Phyrexian Metamorph is in the sideboard as both a way to fight equipment wars (it can Clone an opposing Stoneforge Mystic or Batterskull, or double up on your own) and a way to kill off opposing Emrakuls or Progenituses). You can’t Show and Tell in a Metamorph and have it legend-rule something that they Show and Telled, though—Metamorph has to copy something that was already in play, so don’t make that mistake.

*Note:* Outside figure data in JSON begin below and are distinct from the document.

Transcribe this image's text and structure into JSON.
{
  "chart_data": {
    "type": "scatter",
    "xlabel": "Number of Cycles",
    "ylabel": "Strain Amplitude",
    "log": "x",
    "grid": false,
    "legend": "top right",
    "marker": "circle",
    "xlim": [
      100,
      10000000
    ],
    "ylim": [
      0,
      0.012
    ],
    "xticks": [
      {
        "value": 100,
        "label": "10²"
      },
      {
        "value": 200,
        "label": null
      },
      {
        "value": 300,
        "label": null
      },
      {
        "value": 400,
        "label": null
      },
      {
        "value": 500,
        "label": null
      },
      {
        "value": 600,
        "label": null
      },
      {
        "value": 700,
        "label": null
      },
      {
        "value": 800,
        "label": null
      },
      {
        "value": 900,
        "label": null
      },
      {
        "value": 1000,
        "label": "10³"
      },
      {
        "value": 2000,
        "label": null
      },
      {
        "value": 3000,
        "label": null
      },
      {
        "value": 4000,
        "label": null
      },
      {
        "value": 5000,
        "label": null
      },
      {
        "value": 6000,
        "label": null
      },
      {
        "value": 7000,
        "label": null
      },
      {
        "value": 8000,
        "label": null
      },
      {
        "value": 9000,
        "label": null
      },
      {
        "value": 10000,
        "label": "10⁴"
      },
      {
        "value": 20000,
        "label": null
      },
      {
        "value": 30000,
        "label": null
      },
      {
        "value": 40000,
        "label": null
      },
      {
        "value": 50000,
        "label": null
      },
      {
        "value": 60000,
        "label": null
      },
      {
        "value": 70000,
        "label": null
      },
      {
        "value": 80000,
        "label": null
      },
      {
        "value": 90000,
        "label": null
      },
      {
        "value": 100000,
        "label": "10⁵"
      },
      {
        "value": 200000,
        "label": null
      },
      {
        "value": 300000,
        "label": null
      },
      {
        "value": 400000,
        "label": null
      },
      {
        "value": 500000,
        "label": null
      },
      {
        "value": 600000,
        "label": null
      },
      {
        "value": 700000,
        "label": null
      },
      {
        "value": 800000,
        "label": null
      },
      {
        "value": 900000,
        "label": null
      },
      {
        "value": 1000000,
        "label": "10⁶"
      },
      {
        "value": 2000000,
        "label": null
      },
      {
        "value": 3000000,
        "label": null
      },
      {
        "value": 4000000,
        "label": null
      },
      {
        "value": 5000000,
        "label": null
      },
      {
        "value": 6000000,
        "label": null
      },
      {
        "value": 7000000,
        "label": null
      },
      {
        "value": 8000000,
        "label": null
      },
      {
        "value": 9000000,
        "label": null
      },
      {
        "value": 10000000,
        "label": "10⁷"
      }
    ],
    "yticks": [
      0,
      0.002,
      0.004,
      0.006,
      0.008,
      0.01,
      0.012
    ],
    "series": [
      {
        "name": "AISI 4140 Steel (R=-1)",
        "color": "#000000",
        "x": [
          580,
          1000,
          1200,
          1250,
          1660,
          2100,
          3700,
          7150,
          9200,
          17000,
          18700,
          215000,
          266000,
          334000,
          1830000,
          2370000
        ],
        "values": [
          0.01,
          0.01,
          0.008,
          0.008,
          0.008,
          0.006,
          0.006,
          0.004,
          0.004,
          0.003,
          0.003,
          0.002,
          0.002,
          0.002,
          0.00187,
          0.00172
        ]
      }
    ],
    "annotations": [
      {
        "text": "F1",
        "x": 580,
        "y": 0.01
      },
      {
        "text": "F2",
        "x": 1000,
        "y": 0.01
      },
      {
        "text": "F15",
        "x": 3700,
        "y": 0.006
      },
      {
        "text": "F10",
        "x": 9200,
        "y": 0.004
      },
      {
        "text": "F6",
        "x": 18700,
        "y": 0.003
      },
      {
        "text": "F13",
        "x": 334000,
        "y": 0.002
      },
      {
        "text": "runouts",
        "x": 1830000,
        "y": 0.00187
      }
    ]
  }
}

I mostly like Andrea’s list. My suggested changes would be to cut a Qasali Pridemage for a Stoneforge Mystic and adjust your sideboard to your expected metagame, taking into account that Sylvan Library is bad against non-blue, non-Swords to Plowshares decks and that Reanimator is on the decline, meaning that Faerie Macabre is very possibly not a worthwhile card. If you want another card against Dredge that attacks from an interesting angle, you could add a Sylvan Safekeeper as way to remove their Bridge from Belows. Safekeeper would also add value against combo as a way to protect a crucial card like Gaddock Teeg or Ethersworn Canonist beyond simply drawing a Mother of Runes and one of your hate cards.

I hope that this week’s article is formatted in a way that provides greater insight into my thought process. If it isn’t, I look forward to hearing how I can continue to improve both the way I think and the way that I explain my thoughts to everyone who reads my column.

Thank you for the help. I appreciate it. To anyone out there with similar critiques, don’t be afraid of posting them. Compliments are nice, but they’re a pretty poor teacher. Just like you, I’m here to learn.